MongoDB handled this really well, create two index entries pointing to the same row.

blumkvist · on May 19, 2015

w00t? A billion attributes on hundreds of billions of rows? Could you think more of an edge case? You're just coming up with shit so you can show off how l33t you are. If you have that kind of a need, just go for a NoSQL server, nobody is stopping you. This feature is a nicety to have, not a replacement of NoSQL.

ahachete · on May 19, 2015

You could also do it in pg pre 9.4. Just create functional indexes on the paths you wanted to index. The advantage of 9.4 is special indexes for jsonb, which may index the whole field or just some paths. So even pg 9.2 was better than SQLServer's approach...

rosser · on May 19, 2015

Postgres perfectly supports indexing attributes within JSON fields, whether stored as the native JSON type, or using the hstore extension. I just created a couple of indexes on our DML audit logging archive table this afternoon, which stores old and new row state in hstore fields.

mattmanser · on May 19, 2015

"if you really need" = do loads of work you can't afford to do

"it just works!" = means you will actually use it

Your post is one of those that is both technically correct and practically useless.

Avalaxy · on May 19, 2015

What's the use of this? Something like JSON.NET makes it extremely easy to map between JSON and objects and vice versa. That way you'll only store the useful data and not all the JSON markup.

ffk · on May 19, 2015

At first sight, this looks like a competitor to json based data stores such as mongodb. However, it looks like json is just a line format and you still need to write T-SQL.

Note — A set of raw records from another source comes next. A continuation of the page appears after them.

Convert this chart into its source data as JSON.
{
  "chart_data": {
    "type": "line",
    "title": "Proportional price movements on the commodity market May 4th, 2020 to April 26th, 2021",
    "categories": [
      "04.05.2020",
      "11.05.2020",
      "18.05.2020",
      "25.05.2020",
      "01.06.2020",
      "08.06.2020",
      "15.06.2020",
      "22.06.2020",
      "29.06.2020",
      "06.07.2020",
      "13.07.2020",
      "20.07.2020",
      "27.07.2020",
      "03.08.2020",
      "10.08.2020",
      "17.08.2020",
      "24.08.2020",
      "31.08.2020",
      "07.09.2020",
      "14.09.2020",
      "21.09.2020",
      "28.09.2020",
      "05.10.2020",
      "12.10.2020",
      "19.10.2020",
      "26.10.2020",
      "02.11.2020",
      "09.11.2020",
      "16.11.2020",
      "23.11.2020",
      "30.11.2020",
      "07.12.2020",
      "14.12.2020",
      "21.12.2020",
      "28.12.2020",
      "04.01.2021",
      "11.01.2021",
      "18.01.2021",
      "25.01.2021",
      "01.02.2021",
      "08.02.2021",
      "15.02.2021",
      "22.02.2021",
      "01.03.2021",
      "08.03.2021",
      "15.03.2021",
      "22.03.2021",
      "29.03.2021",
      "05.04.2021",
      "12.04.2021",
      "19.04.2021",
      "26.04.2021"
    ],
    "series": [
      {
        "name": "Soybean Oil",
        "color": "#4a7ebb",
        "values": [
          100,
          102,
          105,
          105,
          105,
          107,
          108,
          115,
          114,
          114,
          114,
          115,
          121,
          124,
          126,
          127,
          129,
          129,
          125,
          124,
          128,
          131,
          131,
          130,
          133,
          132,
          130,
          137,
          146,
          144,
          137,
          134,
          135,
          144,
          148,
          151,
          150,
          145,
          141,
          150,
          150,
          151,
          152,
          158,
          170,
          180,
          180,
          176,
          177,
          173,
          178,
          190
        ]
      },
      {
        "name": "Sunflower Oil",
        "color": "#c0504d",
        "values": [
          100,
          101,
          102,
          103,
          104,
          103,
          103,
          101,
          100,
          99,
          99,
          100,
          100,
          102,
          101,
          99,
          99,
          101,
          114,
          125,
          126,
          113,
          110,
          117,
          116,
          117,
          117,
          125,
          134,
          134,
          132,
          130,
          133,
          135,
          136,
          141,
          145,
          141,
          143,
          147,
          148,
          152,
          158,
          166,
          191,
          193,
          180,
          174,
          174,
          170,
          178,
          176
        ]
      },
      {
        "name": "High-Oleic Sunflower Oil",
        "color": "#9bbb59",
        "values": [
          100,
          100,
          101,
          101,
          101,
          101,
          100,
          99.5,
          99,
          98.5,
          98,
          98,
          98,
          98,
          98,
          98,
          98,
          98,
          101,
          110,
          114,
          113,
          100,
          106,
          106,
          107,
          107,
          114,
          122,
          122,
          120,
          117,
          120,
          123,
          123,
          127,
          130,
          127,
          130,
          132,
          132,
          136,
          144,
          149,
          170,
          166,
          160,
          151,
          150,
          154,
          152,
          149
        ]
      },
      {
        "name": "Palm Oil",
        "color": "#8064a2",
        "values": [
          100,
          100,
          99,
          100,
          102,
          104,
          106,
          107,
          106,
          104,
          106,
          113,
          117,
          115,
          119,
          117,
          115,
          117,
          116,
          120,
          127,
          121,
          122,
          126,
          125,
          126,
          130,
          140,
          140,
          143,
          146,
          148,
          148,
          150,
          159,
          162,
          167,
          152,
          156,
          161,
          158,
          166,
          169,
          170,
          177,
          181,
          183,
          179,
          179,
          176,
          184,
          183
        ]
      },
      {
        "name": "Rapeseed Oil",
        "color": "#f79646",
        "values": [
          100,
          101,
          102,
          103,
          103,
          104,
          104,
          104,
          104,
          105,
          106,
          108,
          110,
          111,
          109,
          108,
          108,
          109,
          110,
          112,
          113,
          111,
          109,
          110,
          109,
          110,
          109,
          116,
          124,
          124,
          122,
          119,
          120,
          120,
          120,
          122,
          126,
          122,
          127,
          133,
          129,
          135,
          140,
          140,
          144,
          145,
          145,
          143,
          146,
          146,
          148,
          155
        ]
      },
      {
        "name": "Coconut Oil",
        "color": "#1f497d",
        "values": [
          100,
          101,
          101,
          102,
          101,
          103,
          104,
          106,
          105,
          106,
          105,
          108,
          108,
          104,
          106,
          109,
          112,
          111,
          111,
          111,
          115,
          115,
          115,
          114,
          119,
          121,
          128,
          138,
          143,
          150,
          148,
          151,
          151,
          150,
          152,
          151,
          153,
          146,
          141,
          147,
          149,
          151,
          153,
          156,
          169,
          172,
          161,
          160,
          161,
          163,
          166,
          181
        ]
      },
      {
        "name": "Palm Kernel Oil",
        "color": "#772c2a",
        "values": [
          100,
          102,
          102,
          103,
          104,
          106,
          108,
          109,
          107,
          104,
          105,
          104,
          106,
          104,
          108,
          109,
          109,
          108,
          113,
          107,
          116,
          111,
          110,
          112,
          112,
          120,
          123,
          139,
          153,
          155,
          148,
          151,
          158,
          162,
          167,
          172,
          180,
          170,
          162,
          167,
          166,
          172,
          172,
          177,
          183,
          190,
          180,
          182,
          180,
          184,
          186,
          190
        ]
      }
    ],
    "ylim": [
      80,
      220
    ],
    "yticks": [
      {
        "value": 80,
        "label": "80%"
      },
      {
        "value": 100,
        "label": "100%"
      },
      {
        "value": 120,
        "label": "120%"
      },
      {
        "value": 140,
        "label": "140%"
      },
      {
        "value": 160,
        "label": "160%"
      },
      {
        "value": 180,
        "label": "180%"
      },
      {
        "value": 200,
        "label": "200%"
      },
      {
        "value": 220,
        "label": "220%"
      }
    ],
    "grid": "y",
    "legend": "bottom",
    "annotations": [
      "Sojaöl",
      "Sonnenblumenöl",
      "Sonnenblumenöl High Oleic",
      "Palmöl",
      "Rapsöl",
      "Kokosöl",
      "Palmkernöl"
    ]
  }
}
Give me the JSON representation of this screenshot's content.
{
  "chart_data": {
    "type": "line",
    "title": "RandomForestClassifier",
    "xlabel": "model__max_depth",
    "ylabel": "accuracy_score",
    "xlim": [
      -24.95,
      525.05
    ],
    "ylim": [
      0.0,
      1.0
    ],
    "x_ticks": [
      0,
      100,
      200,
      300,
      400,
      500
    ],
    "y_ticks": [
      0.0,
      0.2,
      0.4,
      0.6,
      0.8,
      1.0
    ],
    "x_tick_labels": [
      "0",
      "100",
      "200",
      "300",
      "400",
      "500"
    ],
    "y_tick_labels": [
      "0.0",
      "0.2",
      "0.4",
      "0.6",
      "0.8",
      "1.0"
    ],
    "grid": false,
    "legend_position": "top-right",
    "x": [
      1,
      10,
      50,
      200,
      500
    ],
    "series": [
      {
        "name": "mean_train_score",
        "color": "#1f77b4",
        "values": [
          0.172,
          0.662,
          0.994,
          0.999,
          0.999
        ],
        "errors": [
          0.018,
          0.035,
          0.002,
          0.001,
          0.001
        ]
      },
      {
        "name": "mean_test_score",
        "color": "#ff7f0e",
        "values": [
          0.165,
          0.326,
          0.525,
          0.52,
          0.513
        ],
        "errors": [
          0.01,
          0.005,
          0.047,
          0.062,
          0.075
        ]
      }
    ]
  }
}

taspeotis · on May 19, 2015

Well Entity Framework 7 is meant to have support for non-relational data sources [1] so ... at some point you probably won't have to write Transact-SQL for dealing with JSON data in your cookie-cutter OLAP applications written with .NET.

[1] https://msdn.microsoft.com/en-us/magazine/dn890367.aspx

pjmlp · on May 19, 2015

Knowing SQL is a way to win hands down most ORM mappers.